Guest Post: How I learned to love living in London

Cole Beauchamp was longlisted for the Fish Short Story Prize & the Mslexia Novel competition in one magical year (2013), and has been beavering away on her novel since then. She lives in London with her girlfriend and their two children. Cole is represented by Juliet Mushens.
One of my favourite writers, Jhumpa Lahiri, decided to stop writing in English and switch to Italian in 2012. She’s just written (in Italian) her memoir, “In Other Words” – which she had Ann Goldstein translate into English – to describe this experience.

Born to Indian parents who immigrated to the US, Lahiri won the Pulitzer with her first collection of short stories, “Interpreter of Maladies”. She found fame after her first book disconcerting: “All of my writing comes from a place where I feel invisible…But a year after my first book was published, I lost my anonymity.” Her answer has been a linguistic exile in Italy.

I find this idea of escaping to a foreign tongue so fascinating.          

I have had two escapes of my own – one from the US to London when I finished university in 1991, and the second to leave the UK for Buenos Aires in 2007. Admittedly the first was more geographical than linguistic (though the phrase “Two countries divided by a common language” remains apt), but both times it very much felt like fleeing. Moving to London in ‘91 meant escaping George Bush Sr’s Gulf War and all that was driving me crazy (politics, racism, you know – the little stuff) about the US. The second move to Buenos Aires meant living in Spanish, which taught me about not being in control, about returning to a much more primitive level of communication, about freeing myself from perfection and remembering how to be happy bumbling along.

It was only on my return to London after Buenos Aires that I really came to peace with living in this city. Until then, I’d always felt a bit like Lahiri – discontent, displaced, alien. I didn’t belong in the US, but I didn’t feel like I belonged in the UK either.
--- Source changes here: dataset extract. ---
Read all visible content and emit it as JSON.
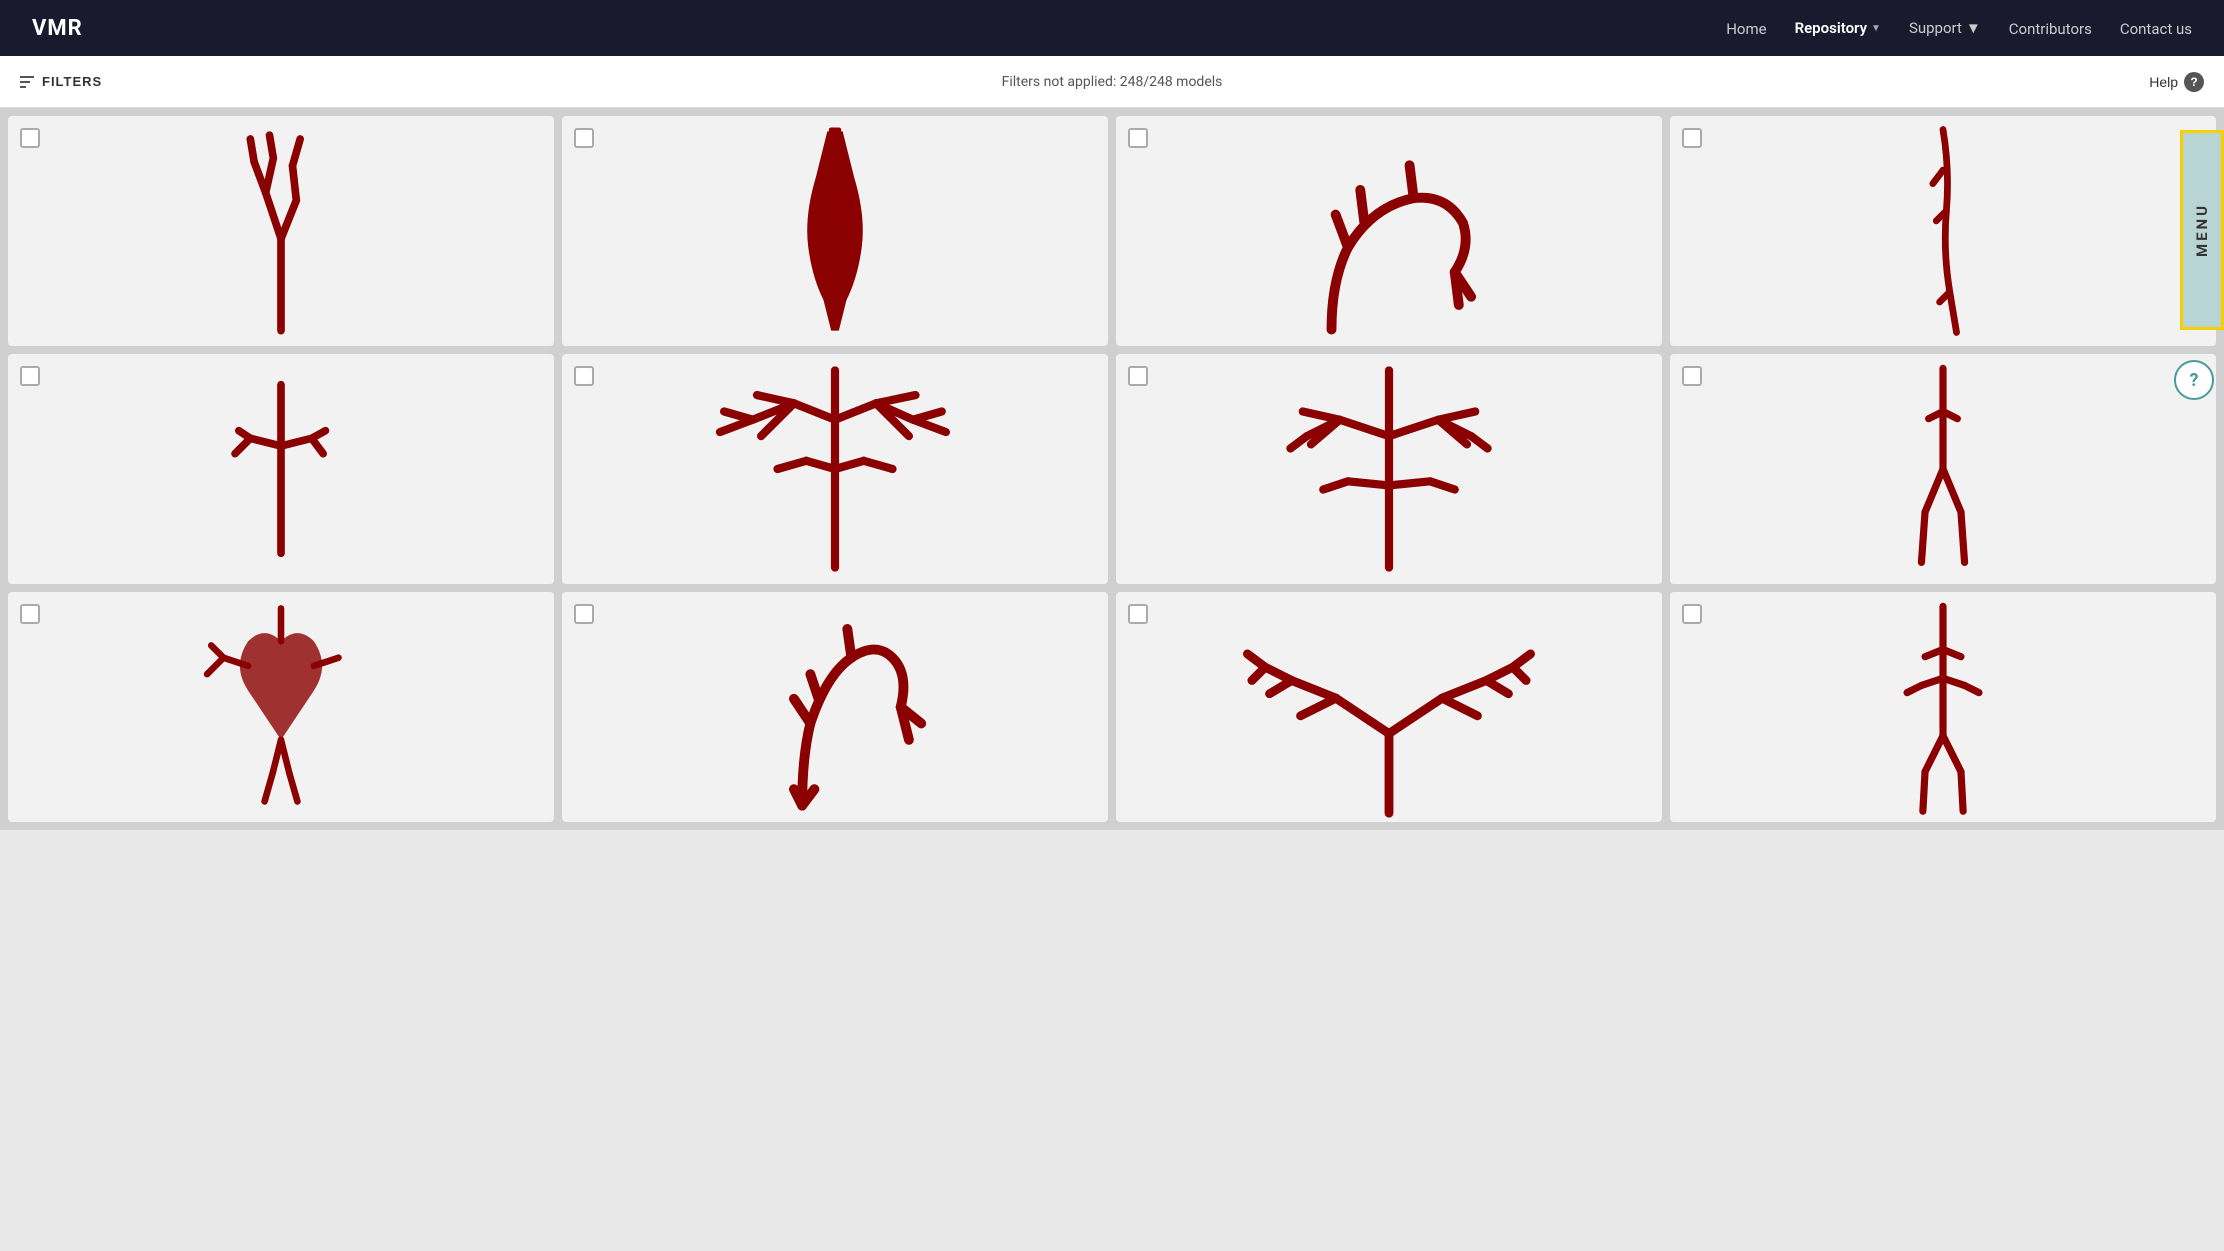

Islanders are suspicious, and it takes so long to break into people’s friendship circles. I wanted to continue wandering and discovering. The nomad in me didn’t want to stay put.

What I learned to love about London is perhaps the opposite of Lahiri’s journey – that I write best in a place I am visible. I couldn’t write in Spanish, and what I learned in Buenos Aires was that I need to write. And I need a community of writers. My family and I thought about staying but made a conscious decision to come back to the UK. Part of that decision was a vow to celebrate what was great about living in London.

I love London’s sense of history – the way pubs from the eighteenth century sit alongside modern glass buildings. I love walking down a street that Samuel Pepys or Dickens described.

I love the fact that literature still counts here. On the tube, people are playing on their phones, yes, but so many are reading books. For a writer that’s everything.

I love the incredible variety of people you see walking down the street, and the variety of languages you hear spoken around you.

I love my favourite hang outs, the South Bank and Tate Modern; every time I go I find something to stimulate dormant parts of my brain.

I love the Thames, and how it winds and turns. I love the illuminated magic of Albert Bridge as I head back to South London after a night out.

Most of all, I love the knowledge that it is here, in London, that I have found my tribe. I’ve been able to gather a community of writers around me, and it’s writing in English that has made that possible. 

As much as I admire Lahiri’s intellectual curiosity, her linguistic and emotional journeys, as much as I recognize many of the emotions she’s described, for me the answer has been to stay put in my adopted land.